= High Range, Kerala =

Place in India

The High Ranges (aka High Range or High-range) of Kerala is a hilly tract located across the Kerala state of southern India and is treated as a part of the Western Ghats.

This tract includes large and thick tropical forests, mountain peaks such as Anamudi as well as several areas of human settlement and plantations. Major tourist attractions locations along the high ranges include the hill stations Munnar, Vagamon and Thekkady. The major settlements in high range are Kattappana, Adimali, Kumily, Peermade and Mundakayam.

== Geography ==
There is no standard definition for high range and it is generally high altitude areas of Northern Travancore that are 600 metres above mean sea level that are referred to as High Range of Kerala. The origin of this reference is likely to be from the European Planters who initiated large scale Tea, Natural rubber and Cardamom plantations in the region from 19th century.
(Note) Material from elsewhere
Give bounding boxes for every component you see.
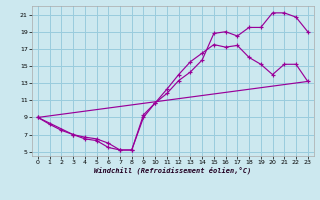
X-axis label: Windchill (Refroidissement éolien,°C): Windchill (Refroidissement éolien,°C): [94, 167, 252, 174]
The areas that are referred to as high range topographically lies between Palakkad Gap and Schencottah Pass. This high lands are not mountain escarpments like Western Ghats that run from Nilgiri Mountains to Konkan and are therefore geologically separate from Western Ghats. The high range of Kerala are lying along Cardamom Hills and Anaimalai Hills and are geologically a discontinuous extension of Javadi Hills and Shevaroy Hills. However, since these hill ranges form part of Drainage divide, cultural divide and climatic divide along with Western Ghats they are geographically treated as southward extension of Western Ghats. This hills have great biodiversity many endangered flora and fauna are present in shola forests of high range.

The high ranges are administratively spread across Idukki districts, Pathanamthitta district and Kottayam district. The major portion of high range lies in Idukki district.

== Economy ==
The major economic activities along high range are Cash crop cultivations such as Tea, Rubber, Cardamom, Cocoa etc., Tourism and Granite Quarrying.